Cerca de um mês após o regime de Daniel Ortega na Nicarágua retirar a nacionalidade de mais de 300 opositores, o Brasil disse estar disponível para receber os expatriados. O aceno ocorreu nesta terça-feira (7), na ONU, durante sessão do Conselho de Direitos Humanos.

Durante breve fala, o embaixador Tovar da Silva Nunes disse que Brasília vê com "extrema preocupação" a decisão de expatriar os dissidentes e aas notícias de violações de direitos humanos e de restrição do espaço democrático no país da América Central.

Apoiador do ditador Daniel Ortega com bandeira da Frente Sandinista de Libertação Nacional, partido governista, nas ruas de Manágua
Apoiador do ditador Daniel Ortega com bandeira da Frente Sandinista de Libertação Nacional, partido governista, nas ruas de Manágua - Oswaldo Rivas - 11.fev.23/AFP

O chefe da delegação permanente do Brasil em Genebra também mencionou os relatórios de que há execuções extrajudiciais, tortura de dissidentes políticos e detenções arbitrárias na Nicarágua e disse que o Brasil apoia o diálogo com o regime de Ortega.

A movimentação vem após um grupo independente de especialistas do Conselho de Direitos Humanos divulgar um relatório no qual compara as práticas adotadas por Ortega e Rosario Murillo, a número 2 da ditadura nicaraguense, ao regime nazista de Adolf Hitler.

Antes do Brasil, o Chile já havia oferecido nacionalidade para as centenas de expatriados, muitos dos quais já exilados —outros eram presos políticos e foram enviados para os EUA. O governo da Espanha também havia proposto o mesmo benefício, e a Argentina manifestou a intenção de conceder cidadania.

Ainda está pouco claro o procedimento que será adotado pelo Brasil, dentro do guarda-chuva da Lei de Migração, para acolher expatriados. Dados do Ministério da Justiça enviados à Folha em janeiro mostram que, de 2016 a 2022, 55 nicaraguenses solicitaram refúgio no país. O número é ínfimo em comparação com o total das solicitações no período —310 mil—, mas seu histórico mostra o caminho do endurecimento do regime na nação centro-americana. Os pedidos de refúgio crescem em 2018, com 21 solicitações, quando protestos contra uma reforma da Previdência catalisaram atos de insatisfação.

O Brasil vinha sendo criticado por não se manifestar de maneira enfática sobre as arbitrariedades de Ortega, líder que, após combater uma ditadura nos anos 1970, organizou o seu próprio regime autoritário.
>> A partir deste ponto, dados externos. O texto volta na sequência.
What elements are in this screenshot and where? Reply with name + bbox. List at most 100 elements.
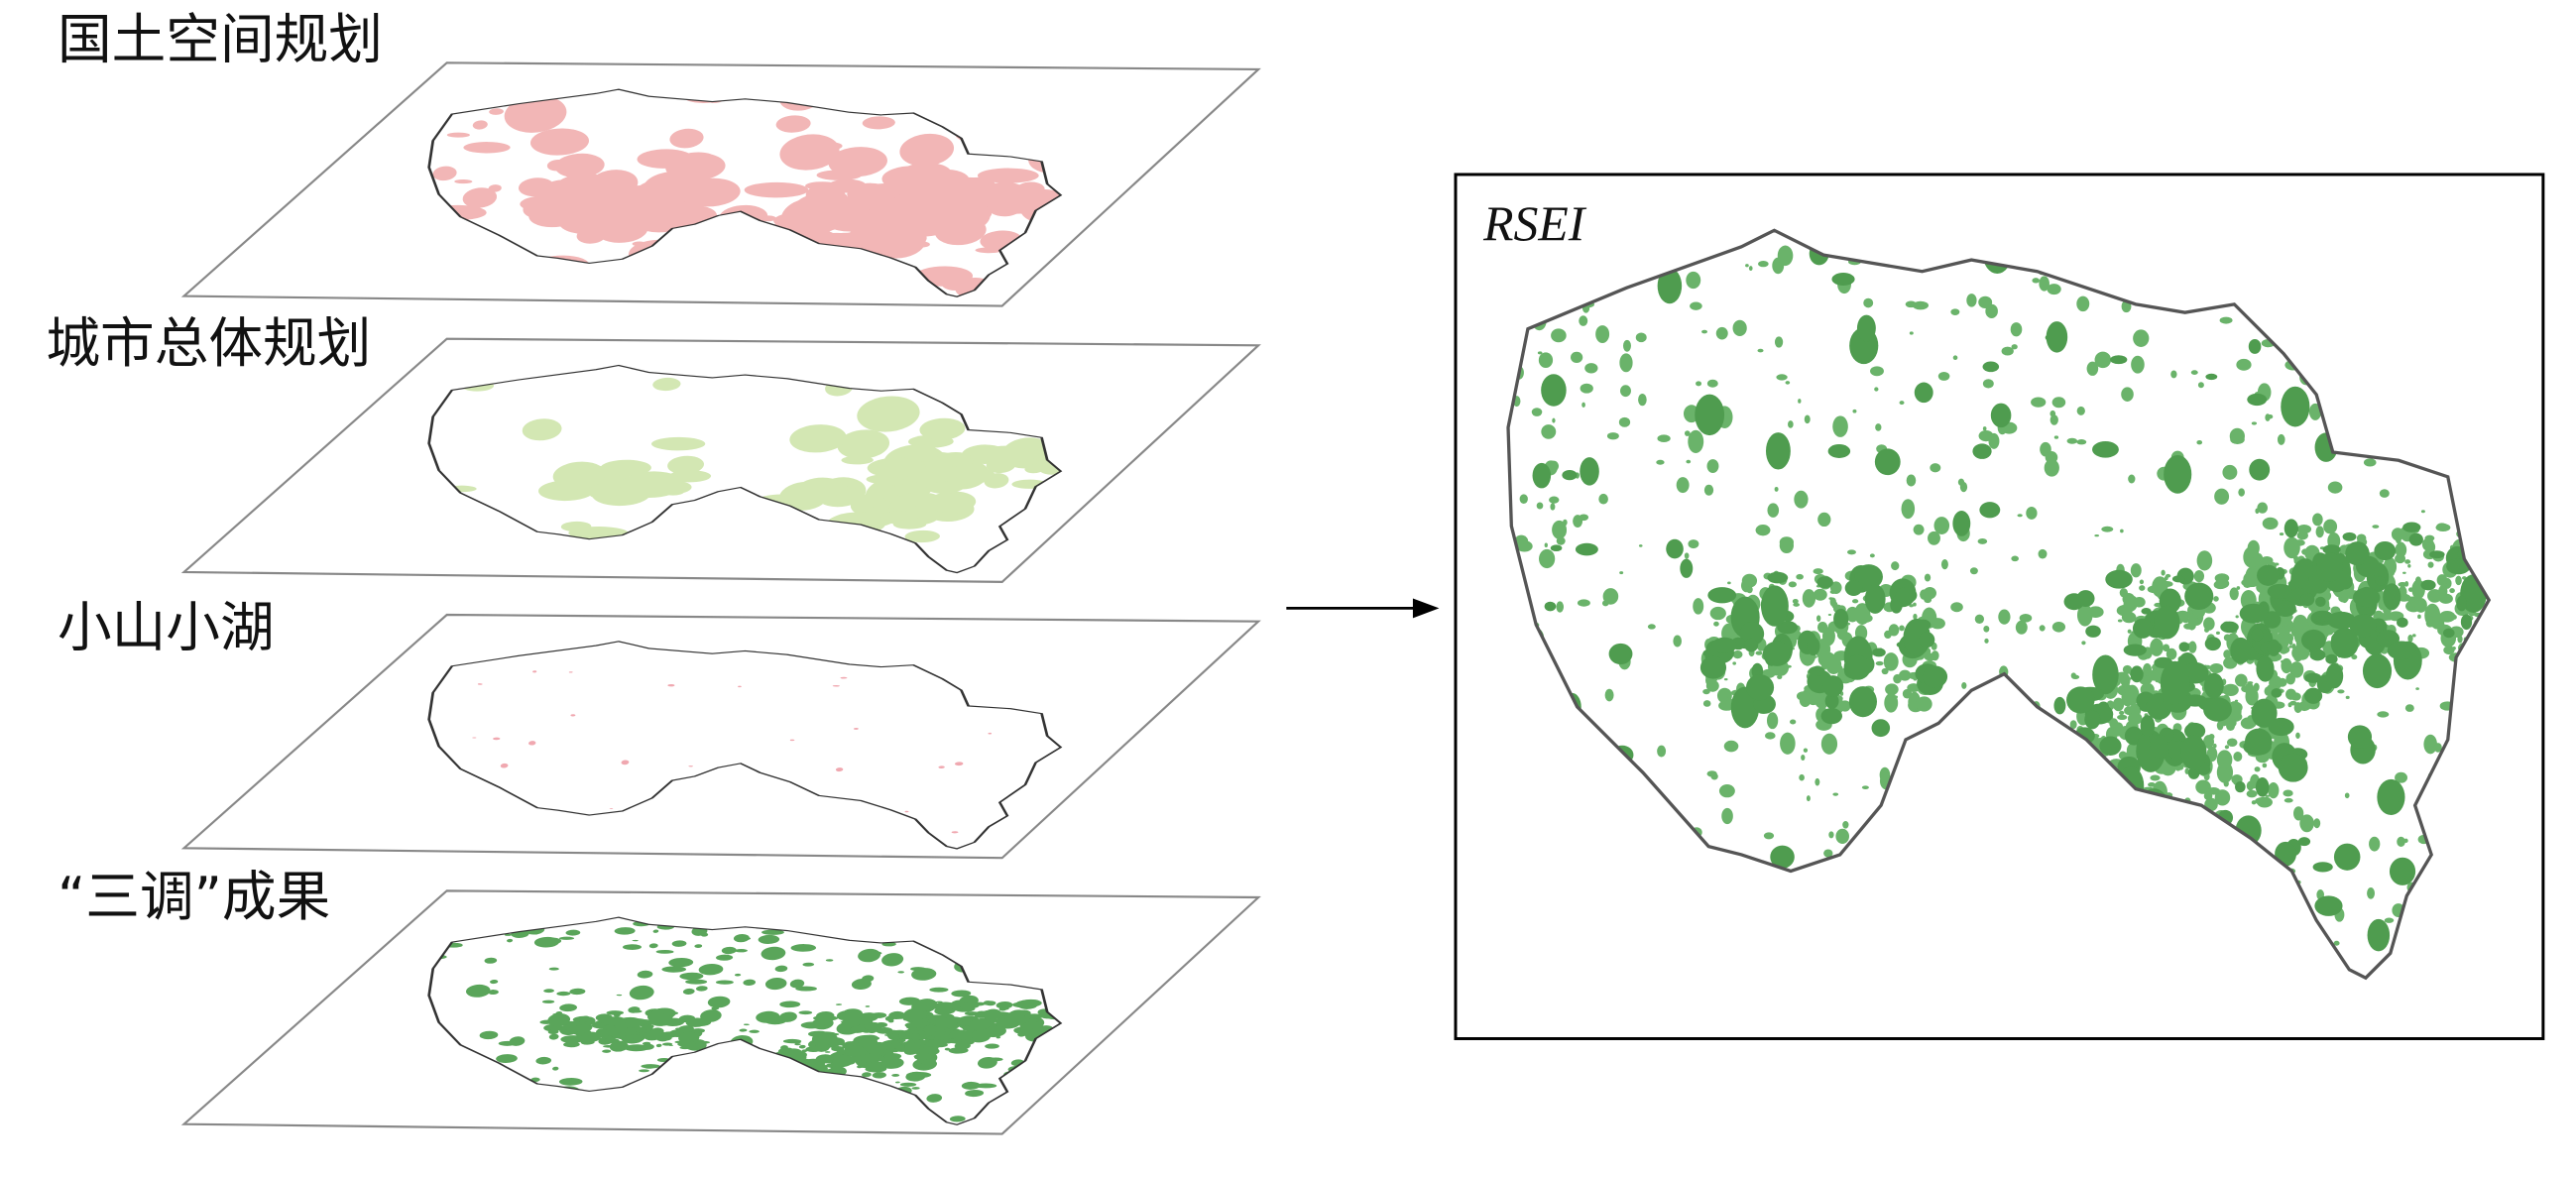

Ainda assim, o chanceler Mauro Vieira reconheceu, em entrevista à Folha, que Manágua já não representa uma democracia. Algumas alas do PT são próximas à Frente Sandinista de Libertação Nacional, embora parte delas tenha se distanciado do partido de Ortega a partir da guinada autoritária conduzida pelos sandinistas, que inclui eleições de fachada, detenção de opositores e cooptação do Judiciário. O presidente Luiz Inácio Lula da Silva já chegou a aconselhar o ditador a "não abrir mão da democracia".

Na última semana, o Brasil não se somou a uma declaração de mais de 50 países condenando as medidas do ditador. Diplomatas avaliaram que o conteúdo do texto não deixava uma porta aberta para negociações com o regime nicaraguense e, portanto, seria melhor não endossá-lo. Como mostrou a Folha, o Itamaraty preparava a posição que foi lida nesta terça.

Para o cientista político nicaraguense Humberto Meza, pesquisador da UFRJ (Universidade Federal do Rio de Janeiro), o gesto humanitário brasileiro chega com atraso, mas ainda assim deve ser saudado, em especial pela relevância do país na região da América Latina.

"O Brasil é um país muito importante para colaborar com uma saída democrática. Mas nesse jogo todo existe uma variável que é Ortega, que ninguém controla", diz ele, que é membro do Comitê Brasileiro de
Solidariedade com o povo da Nicarágua, um comitê formado por brasileiros e nicaraguenses.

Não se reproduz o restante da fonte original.